The third case of burnout was just doing one too many major incident responses. I left the consulting world and entered the world of enterprise high-technology investigations. I don’t regret that aspect of my career path and I leaned an immense amount from my time in massive corporate environments.  I built and led some teams made up of some of the finest people I’ve ever met, but the tempo and politics of giant corporations eventually wore me down to the point where I was ready for a change.  In my case, I was presented with the opportunity to leave the digital forensics and incident response (DFIR) world and enter the world of fraud investigation.  It was an easy call to make at the time because of being burned out on DFIR and the opportunity to learn about how banking, payment systems, and fraud actually worked.  I’ll admit to missing DFIR work after I spent a couple years away and wondering whether I had made a mistake or not more than a few times along the way, but it ultimately all worked out well. What I ended up with was this weird unicorn skill set where I can have the ability to build and lead teams and projects that involve both the finance, cybercrime, and information security investigation worlds.  It’s not that I recommend becoming burned out as a tool for career diversification, but it can be the inspiration to change your path and end up with a better result than if you had stayed on your current path.

So after about a half century being alive, I’ve learned that burnout is a thing and it’s important to be able to manage the stress to avoid burnout.  If you do find yourself burned out, there isn’t anything wrong with making a change and finding different pastures, but it’s best to make those changes when it’s not a response to getting the point of being burned out in the first place.  One of the best hedges against this is having activities outside of professional life that help manage stress and give you an opportunity to do something meaningful outside of career life. 

Richard recommends doing something physical outside of your career and I think that’s a fine idea.  In my case, I picked up practical shooting several years ago and it’s a nice way to get some physical activity when I shoot matches periodically throughout the month or when I’m doing dry fire practice at home.  There is very little digital involved with practical shooting beyond the scoring technology.  Pistols are basically springs, levers, and chemistry coming together in a small package that is deceptively hard to excel at when the buzzer goes off. I shoot better and understand firearms much better now than I ever did when I was a police officer. 

I’ve also picked up amateur ornithology now that I’ve found myself living in Florida.  Birds are a testament to the wonder of God’s creation and we’ve got a bumper crop of different types of bird species here in Florida alone. I enjoying going to our local beaches and see what our various birds and sea life are up to and I’ll post pictures from time to time on my Twitter feed if I get a good picture of video of some seabird doing something interesting.

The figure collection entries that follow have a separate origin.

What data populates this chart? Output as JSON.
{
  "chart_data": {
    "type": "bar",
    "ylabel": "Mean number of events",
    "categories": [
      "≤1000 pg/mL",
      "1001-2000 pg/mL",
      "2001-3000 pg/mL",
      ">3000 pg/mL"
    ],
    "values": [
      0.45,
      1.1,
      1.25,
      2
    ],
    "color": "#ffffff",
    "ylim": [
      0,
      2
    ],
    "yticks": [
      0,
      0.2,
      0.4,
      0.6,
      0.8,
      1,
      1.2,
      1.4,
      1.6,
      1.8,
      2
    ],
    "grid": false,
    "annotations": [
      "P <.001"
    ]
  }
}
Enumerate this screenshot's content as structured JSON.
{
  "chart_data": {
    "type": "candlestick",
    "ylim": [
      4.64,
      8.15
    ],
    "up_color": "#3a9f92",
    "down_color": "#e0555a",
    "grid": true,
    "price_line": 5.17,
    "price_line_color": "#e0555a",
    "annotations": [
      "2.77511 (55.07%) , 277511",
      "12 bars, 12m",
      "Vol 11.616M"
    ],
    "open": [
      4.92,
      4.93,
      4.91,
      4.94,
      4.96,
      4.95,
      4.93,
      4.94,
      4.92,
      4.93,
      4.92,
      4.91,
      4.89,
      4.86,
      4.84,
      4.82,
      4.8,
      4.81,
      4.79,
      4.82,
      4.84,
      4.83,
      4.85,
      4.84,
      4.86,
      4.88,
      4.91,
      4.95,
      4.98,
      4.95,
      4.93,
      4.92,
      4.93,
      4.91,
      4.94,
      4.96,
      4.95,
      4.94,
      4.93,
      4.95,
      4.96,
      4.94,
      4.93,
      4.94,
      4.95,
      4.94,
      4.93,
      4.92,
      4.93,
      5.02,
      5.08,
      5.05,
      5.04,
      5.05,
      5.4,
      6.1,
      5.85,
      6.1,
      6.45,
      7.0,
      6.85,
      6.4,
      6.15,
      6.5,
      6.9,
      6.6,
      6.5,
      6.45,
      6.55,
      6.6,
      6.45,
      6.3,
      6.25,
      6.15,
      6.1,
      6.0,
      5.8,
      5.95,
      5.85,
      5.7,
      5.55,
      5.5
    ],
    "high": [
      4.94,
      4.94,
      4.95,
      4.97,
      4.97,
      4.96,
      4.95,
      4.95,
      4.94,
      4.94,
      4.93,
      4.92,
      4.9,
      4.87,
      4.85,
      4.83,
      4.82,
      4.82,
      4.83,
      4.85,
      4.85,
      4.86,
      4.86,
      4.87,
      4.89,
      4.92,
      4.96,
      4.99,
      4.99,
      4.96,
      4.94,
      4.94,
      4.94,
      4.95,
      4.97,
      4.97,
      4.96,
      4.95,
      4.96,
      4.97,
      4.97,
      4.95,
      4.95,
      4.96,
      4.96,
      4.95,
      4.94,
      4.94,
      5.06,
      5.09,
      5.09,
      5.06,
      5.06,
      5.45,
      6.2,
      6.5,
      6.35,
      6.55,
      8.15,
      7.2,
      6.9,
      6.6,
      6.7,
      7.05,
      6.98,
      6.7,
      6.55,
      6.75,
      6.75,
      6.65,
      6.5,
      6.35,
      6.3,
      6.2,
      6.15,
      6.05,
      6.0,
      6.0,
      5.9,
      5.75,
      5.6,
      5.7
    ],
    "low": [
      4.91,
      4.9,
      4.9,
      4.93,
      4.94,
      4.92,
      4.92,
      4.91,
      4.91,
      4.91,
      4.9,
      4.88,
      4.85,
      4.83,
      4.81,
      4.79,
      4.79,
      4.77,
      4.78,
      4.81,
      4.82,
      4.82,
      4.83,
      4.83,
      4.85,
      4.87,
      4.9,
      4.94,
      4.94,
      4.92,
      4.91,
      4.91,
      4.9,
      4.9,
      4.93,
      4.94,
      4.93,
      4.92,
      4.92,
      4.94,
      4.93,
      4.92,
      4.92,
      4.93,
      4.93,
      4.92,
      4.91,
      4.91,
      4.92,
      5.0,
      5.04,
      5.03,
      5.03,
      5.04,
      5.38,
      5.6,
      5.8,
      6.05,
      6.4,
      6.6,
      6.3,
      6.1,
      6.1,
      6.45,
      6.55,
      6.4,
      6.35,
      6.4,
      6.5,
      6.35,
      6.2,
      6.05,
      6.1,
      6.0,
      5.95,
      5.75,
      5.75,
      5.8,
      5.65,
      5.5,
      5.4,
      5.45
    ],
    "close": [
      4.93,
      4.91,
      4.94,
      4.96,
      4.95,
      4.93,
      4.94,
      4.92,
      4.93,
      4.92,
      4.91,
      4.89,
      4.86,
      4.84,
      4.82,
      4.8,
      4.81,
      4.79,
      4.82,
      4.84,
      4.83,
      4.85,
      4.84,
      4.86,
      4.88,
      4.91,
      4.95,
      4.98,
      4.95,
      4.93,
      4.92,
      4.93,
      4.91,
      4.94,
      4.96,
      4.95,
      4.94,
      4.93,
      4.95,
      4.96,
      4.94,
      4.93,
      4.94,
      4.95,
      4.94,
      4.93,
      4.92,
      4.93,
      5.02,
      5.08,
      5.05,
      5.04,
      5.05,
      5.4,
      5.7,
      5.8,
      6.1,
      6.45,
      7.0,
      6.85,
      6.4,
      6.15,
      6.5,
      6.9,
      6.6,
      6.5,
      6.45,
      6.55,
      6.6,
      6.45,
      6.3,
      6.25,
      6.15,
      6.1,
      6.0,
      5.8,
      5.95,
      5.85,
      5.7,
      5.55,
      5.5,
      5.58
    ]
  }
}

The biggest thing that made a difference my life is my relationship with Christ.  The best stress relief I’ll ever get is attending various services and events at my church.*  I grew up and attended various churches throughout the years, but it was only in recent years when I really started to take my faith seriously and that’s been the most lifechanging hedge against stress and burnout that I’ve ever experienced. It’s allowed me to see my career as something I do rather than something than I am.  One of my favorite Bible verses is Philippians 1:21 (I even have it on my Twitter profile) which says that “For to me, to live is Christ and to die is gain”.  I even have that verse listed on both sleeves of the shooting shirt that I wear to major shooting matches to remind me what the purpose of my life is sanctification (an ongoing struggle since I’m really good at sinning early and often just like everyone else), following His example, and sharing the transforming gospel of Jesus Christ through my words and deeds. 

(*Unfortunately, even though I’m a member of a church centered on Calvinist doctrine, I don’t have a proper Calvinist beard. My facial hair just won’t cooperate to get a proper beard, sadly.)